FTR describes the SCI as an indicator that sums up all market influences that affect the transport environment for shippers, with a reading above zero being favorable and a reading below being unfavorable and a “less-than-ideal environment for shippers.”
For July, the most recent month for which data is available, the SCI reading came in at 1.6, well below June’s 7.9.
FTR said that all components of the SCI were weaker in July than in June, adding that the most significant changes were stronger capacity utilization and higher fuel costs. And it also noted that July market conditions for shippers were the least favorable in nearly a year resulting in the weakest SCI since October 2022.
Looking ahead, FTR said that fuel costs will be an even bigger hit to the August SCI, coupled with gradually stronger freight volumes, utilization, and rates likely to soften conditions toward neutral by mid-2024.

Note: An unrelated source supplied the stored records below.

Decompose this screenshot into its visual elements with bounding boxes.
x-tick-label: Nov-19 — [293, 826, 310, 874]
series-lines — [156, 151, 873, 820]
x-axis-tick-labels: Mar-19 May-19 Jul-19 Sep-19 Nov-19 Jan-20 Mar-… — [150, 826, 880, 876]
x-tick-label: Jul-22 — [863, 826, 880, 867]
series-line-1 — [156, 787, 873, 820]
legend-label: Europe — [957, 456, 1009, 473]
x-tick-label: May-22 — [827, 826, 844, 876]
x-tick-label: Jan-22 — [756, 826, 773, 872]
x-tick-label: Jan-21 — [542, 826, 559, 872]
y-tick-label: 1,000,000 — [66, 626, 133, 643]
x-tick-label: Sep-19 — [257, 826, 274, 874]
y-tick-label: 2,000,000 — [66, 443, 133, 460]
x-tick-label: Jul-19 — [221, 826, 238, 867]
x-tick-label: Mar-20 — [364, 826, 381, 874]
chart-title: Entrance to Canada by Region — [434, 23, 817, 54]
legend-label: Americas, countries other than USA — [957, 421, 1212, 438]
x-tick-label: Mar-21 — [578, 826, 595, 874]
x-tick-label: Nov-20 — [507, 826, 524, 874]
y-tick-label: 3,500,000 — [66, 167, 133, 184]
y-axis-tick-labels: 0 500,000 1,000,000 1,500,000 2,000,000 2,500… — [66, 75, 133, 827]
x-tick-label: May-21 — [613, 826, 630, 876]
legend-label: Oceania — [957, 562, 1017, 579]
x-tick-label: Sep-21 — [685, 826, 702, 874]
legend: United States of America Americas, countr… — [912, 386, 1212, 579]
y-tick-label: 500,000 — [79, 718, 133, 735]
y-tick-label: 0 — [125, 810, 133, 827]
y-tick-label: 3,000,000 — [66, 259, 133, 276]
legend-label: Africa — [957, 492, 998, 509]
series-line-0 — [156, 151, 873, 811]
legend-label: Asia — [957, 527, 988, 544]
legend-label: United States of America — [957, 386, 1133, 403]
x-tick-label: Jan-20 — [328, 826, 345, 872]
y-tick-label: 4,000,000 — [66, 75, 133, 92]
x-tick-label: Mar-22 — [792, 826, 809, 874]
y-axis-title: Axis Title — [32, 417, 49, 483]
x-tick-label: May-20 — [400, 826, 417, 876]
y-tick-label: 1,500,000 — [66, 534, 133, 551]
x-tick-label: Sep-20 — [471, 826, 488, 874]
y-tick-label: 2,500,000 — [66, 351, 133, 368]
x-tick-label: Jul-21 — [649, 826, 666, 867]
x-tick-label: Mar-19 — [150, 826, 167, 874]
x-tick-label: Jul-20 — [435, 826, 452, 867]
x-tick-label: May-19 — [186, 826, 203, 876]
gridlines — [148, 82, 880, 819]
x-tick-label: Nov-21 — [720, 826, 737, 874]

“Stronger fuel costs were a driver of the Shippers Conditions Index to its lowest level in nearly a year,” said Todd Tranausky, vice president of rail and intermodal at FTR, in a statement. “With rising crude oil prices, it appears the stronger diesel prices are with the industry for the foreseeable future. This will limit how positive the SCI can be in future months and put it on a trajectory to hold near neutral unless fuel prices make another jump higher, in which case they could turn more sharply negative.”